A wide-field X-ray search for the Geminga pulsar halo with SRG/ART-XC

Searches for the putative large-scale X-ray halo around the Geminga pulsar have been extensively performed using various narrow field-of-view X-ray telescopes. In this paper, we present wide-field scanning observation of Geminga with SRG/ART-XC. Our X-ray analysis provides, for the first time, direct imaging of a $3.5^\circ \times 3.5^\circ$ region in the $4-12$ keV energy band, comparable in extent to the expected Geminga emission. The ART-XC observation provides a highly uniform sky coverage without strong vignetting effects. The synchrotron X-ray halo flux was predicted using a physical model based on particle injection, diffusion, and cooling over the pulsar’s lifetime, as well as the spectral and spatial properties of the synchrotron X-ray and inverse-Compton gamma-ray emissions. The model is tuned to reproduce existing multiwavelength data from X-ray upper limits and GeV to TeV gamma-ray observations. After accounting for the high particle background and its uncertainties, no significant emission is found in the assumed source region, and X-ray flux upper limits are derived. These limits are less constraining by up to a factor of three with respect to existing results obtained with narrow field-of-view telescopes and longer exposure times. Nonetheless, we place direct and independent constraints on Geminga’s ambient magnetic field strength, which are compatible with other studies. Our methodology, including simulation for longer observation times, is applied for the first time to the wide field-of-view search for pulsar halos. Using extensive simulations, we also show that a 68% probability of detecting the Geminga pulsar halo can be achieved with a 20-day SRG/ART-XC exposure for a 3 $μG$ magnetic field.

💡 Research Summary

This paper presents the first wide-field X-ray search for the synchrotron halo of the Geminga pulsar using the ART-XC telescope aboard the SRG observatory. Pulsar halos are extended regions of gamma-ray emission observed around middle-aged pulsars like Geminga, believed to be produced by high-energy electron-positron pairs diffusing away from the pulsar and upscattering ambient photons via inverse Compton scattering. A synchrotron X-ray counterpart, generated by the same particle population interacting with the ambient magnetic field, is predicted but has remained undetected, primarily because its expected angular size (several degrees) exceeds the field of view of most existing X-ray telescopes.

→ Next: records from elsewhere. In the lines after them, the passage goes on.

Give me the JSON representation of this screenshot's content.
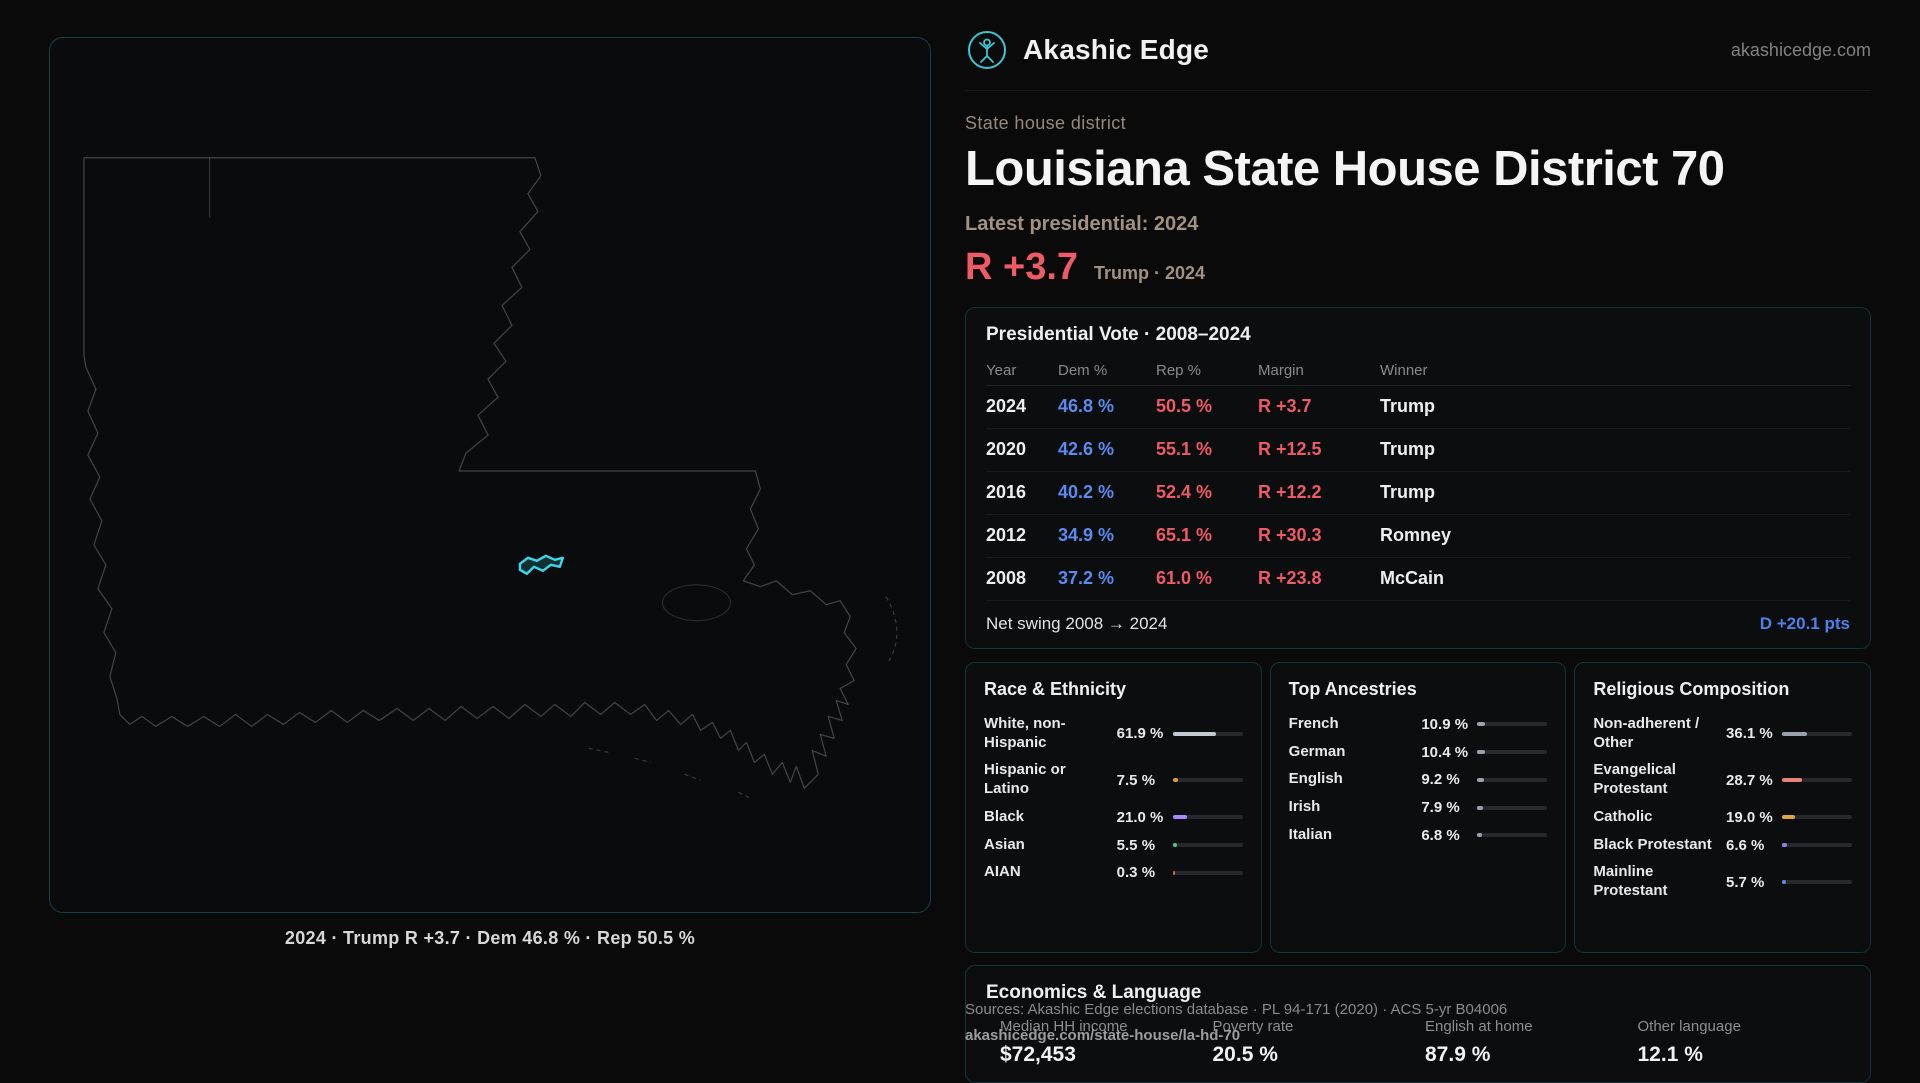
{
  "site": {
    "brand": "Akashic Edge",
    "domain": "akashicedge.com"
  },
  "map": {
    "caption": "2024 · Trump R +3.7 · Dem 46.8 % · Rep 50.5 %"
  },
  "header": {
    "eyebrow": "State house district",
    "title": "Louisiana State House District 70",
    "latest_label": "Latest presidential: 2024",
    "margin_value": "R +3.7",
    "margin_detail": "Trump · 2024"
  },
  "colors": {
    "dem_blue": "#5b8bf0",
    "rep_red": "#ee5a66",
    "accent_cyan": "#3ad8ea"
  },
  "vote_table": {
    "title": "Presidential Vote · 2008–2024",
    "columns": {
      "year": "Year",
      "dem": "Dem %",
      "rep": "Rep %",
      "margin": "Margin",
      "winner": "Winner"
    },
    "rows": [
      {
        "year": "2024",
        "dem": "46.8 %",
        "rep": "50.5 %",
        "margin": "R +3.7",
        "winner": "Trump"
      },
      {
        "year": "2020",
        "dem": "42.6 %",
        "rep": "55.1 %",
        "margin": "R +12.5",
        "winner": "Trump"
      },
      {
        "year": "2016",
        "dem": "40.2 %",
        "rep": "52.4 %",
        "margin": "R +12.2",
        "winner": "Trump"
      },
      {
        "year": "2012",
        "dem": "34.9 %",
        "rep": "65.1 %",
        "margin": "R +30.3",
        "winner": "Romney"
      },
      {
        "year": "2008",
        "dem": "37.2 %",
        "rep": "61.0 %",
        "margin": "R +23.8",
        "winner": "McCain"
      }
    ],
    "net_swing_label": "Net swing 2008 → 2024",
    "net_swing_value": "D +20.1 pts"
  },
  "demographics": [
    {
      "title": "Race & Ethnicity",
      "rows": [
        {
          "label": "White, non-Hispanic",
          "value": "61.9 %",
          "pct": 61.9,
          "color": "#c3c8d0"
        },
        {
          "label": "Hispanic or Latino",
          "value": "7.5 %",
          "pct": 7.5,
          "color": "#e09b3d"
        },
        {
          "label": "Black",
          "value": "21.0 %",
          "pct": 21.0,
          "color": "#a78bfa"
        },
        {
          "label": "Asian",
          "value": "5.5 %",
          "pct": 5.5,
          "color": "#3ecf8e"
        },
        {
          "label": "AIAN",
          "value": "0.3 %",
          "pct": 0.3,
          "color": "#e05a5a"
        }
      ]
    },
    {
      "title": "Top Ancestries",
      "rows": [
        {
          "label": "French",
          "value": "10.9 %",
          "pct": 10.9,
          "color": "#9aa1ab"
        },
        {
          "label": "German",
          "value": "10.4 %",
          "pct": 10.4,
          "color": "#9aa1ab"
        },
        {
          "label": "English",
          "value": "9.2 %",
          "pct": 9.2,
          "color": "#9aa1ab"
        },
        {
          "label": "Irish",
          "value": "7.9 %",
          "pct": 7.9,
          "color": "#9aa1ab"
        },
        {
          "label": "Italian",
          "value": "6.8 %",
          "pct": 6.8,
          "color": "#9aa1ab"
        }
      ]
    },
    {
      "title": "Religious Composition",
      "rows": [
        {
          "label": "Non-adherent / Other",
          "value": "36.1 %",
          "pct": 36.1,
          "color": "#9aa1ab"
        },
        {
          "label": "Evangelical Protestant",
          "value": "28.7 %",
          "pct": 28.7,
          "color": "#e8837d"
        },
        {
          "label": "Catholic",
          "value": "19.0 %",
          "pct": 19.0,
          "color": "#e0a63d"
        },
        {
          "label": "Black Protestant",
          "value": "6.6 %",
          "pct": 6.6,
          "color": "#8b85f2"
        },
        {
          "label": "Mainline Protestant",
          "value": "5.7 %",
          "pct": 5.7,
          "color": "#5b8bf0"
        }
      ]
    }
  ],
  "economics": {
    "title": "Economics & Language",
    "stats": [
      {
        "label": "Median HH income",
        "value": "$72,453"
      },
      {
        "label": "Poverty rate",
        "value": "20.5 %"
      },
      {
        "label": "English at home",
        "value": "87.9 %"
      },
      {
        "label": "Other language",
        "value": "12.1 %"
      }
    ]
  },
  "footer": {
    "sources": "Sources: Akashic Edge elections database · PL 94-171 (2020) · ACS 5-yr B04006",
    "permalink": "akashicedge.com/state-house/la-hd-70"
  }
}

The study addresses this limitation by utilizing ART-XC’s wide field of view (36 arcminutes) and a dedicated scanning strategy. The observations, conducted on April 16, 2023, covered a 3.5° × 3.5° region centered on Geminga with a uniform exposure of ~1800 seconds per point in the 4-12 keV energy band. This energy range was chosen to minimize Galactic absorption and contamination from soft diffuse emission from the nearby Monogem Ring supernova remnant.

To interpret the data, the authors employed a detailed physical model for the Geminga halo. The model assumes continuous particle injection following the pulsar’s spin-down history, a power-law spectrum with an exponential cutoff for the accelerated pairs, and their subsequent propagation through the interstellar medium under a scenario of “suppressed diffusion” – where the diffusion coefficient is hundreds of times lower than the Galactic average. This model is tuned to successfully reproduce the existing multiwavelength data from GeV to TeV gamma-rays. The synchrotron X-ray flux and morphology in the 4-12 keV band were then predicted as a function of the assumed uniform ambient magnetic field strength (B).

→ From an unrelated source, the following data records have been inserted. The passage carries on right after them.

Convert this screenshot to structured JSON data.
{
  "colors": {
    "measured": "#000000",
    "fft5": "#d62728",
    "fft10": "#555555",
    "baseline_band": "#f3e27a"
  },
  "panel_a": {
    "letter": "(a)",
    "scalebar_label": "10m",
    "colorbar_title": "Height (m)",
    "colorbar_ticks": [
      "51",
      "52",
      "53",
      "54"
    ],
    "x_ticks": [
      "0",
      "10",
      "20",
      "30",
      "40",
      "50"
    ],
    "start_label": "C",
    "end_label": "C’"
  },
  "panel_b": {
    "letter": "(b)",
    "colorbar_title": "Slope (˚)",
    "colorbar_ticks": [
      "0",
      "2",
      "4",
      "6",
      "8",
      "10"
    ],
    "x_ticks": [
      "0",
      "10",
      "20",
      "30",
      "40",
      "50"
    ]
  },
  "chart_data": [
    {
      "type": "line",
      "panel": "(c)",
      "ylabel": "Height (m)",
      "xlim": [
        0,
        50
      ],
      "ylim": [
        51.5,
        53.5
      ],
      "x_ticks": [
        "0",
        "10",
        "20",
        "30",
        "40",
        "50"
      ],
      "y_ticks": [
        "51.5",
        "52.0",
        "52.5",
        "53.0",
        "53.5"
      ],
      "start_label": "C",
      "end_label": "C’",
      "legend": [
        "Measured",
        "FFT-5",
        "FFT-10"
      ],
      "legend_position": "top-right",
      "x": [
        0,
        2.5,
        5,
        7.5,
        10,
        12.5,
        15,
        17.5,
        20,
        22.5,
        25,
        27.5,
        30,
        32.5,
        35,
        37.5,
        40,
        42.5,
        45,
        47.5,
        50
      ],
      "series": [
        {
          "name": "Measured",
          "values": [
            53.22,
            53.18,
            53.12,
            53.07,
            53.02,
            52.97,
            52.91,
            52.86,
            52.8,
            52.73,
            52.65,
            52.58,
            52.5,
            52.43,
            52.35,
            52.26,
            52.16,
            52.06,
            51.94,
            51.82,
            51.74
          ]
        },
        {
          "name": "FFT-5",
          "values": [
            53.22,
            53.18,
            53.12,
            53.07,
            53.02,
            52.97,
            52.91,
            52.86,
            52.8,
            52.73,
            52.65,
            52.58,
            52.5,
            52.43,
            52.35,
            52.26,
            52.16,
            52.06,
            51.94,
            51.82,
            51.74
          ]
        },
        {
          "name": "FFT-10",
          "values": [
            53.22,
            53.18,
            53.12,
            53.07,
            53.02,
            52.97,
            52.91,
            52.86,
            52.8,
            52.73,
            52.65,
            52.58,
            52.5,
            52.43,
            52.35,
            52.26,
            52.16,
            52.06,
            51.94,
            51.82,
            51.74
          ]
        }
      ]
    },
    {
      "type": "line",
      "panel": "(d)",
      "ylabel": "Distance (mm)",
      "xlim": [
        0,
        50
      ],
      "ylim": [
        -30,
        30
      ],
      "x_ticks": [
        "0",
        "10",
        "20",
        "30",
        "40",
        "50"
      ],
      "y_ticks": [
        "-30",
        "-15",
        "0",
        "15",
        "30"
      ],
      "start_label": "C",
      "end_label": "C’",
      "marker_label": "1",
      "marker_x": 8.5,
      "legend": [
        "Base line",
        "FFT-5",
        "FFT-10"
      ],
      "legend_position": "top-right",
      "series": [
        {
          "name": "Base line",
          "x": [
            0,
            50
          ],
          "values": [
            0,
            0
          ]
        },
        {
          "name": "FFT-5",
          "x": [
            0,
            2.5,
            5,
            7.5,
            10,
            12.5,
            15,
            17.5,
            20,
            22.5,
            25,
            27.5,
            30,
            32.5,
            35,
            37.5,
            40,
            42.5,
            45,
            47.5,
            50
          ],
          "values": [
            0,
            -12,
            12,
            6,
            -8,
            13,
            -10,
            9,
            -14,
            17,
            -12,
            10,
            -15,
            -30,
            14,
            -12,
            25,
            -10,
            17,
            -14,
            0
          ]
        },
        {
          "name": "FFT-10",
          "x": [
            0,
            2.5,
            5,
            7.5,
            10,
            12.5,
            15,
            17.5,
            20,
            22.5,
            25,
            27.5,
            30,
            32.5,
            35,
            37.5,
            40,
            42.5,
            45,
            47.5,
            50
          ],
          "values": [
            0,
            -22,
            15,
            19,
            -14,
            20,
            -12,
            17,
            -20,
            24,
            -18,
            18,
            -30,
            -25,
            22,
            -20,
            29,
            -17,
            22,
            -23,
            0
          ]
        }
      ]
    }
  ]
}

The analysis of the one-day ART-XC observation revealed no statistically significant extended emission coincident with the predicted halo region. After carefully accounting for the high particle background and its associated uncertainties, the authors derived upper limits on the X-ray flux. While these limits are up to a factor of three less constraining than previous results from narrow-field telescopes with longer exposures (like XMM-Newton), they represent the first direct and independent constraints obtained from imaging the full expected angular extent of the halo.

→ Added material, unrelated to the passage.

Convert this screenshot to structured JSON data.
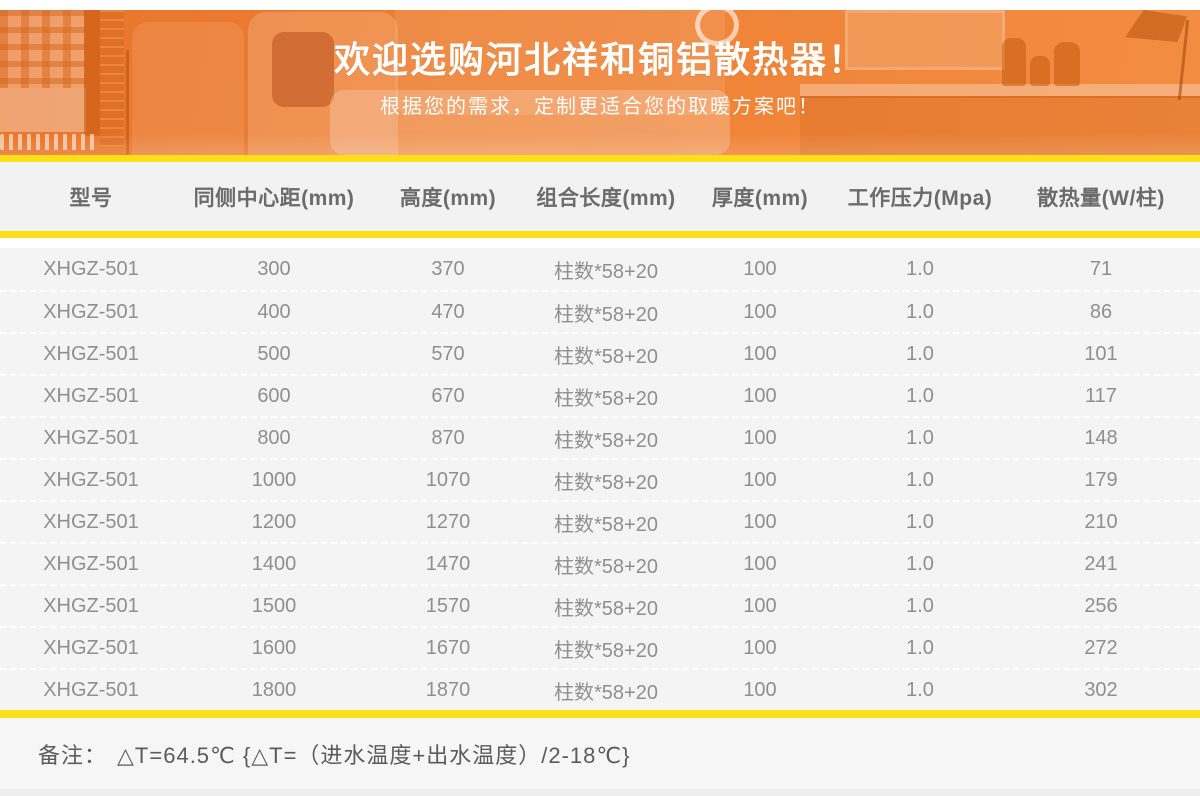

The non-detection allows the authors to place constraints on the magnetic field around Geminga, consistent with other indirect estimates. Furthermore, recognizing the exposure limitation of the current dataset, the paper includes a prospective analysis using extensive simulations. These simulations demonstrate that with a significantly longer exposure of 20 days, ART-XC would have a 68% probability of detecting the Geminga pulsar halo for an ambient magnetic field of 3 μG. This finding highlights the potential of future wide-field hard X-ray observations to finally uncover the synchrotron counterpart of TeV pulsar halos, which would provide crucial independent insights into particle acceleration, transport, and the magnetic environment around these ancient cosmic powerhouses.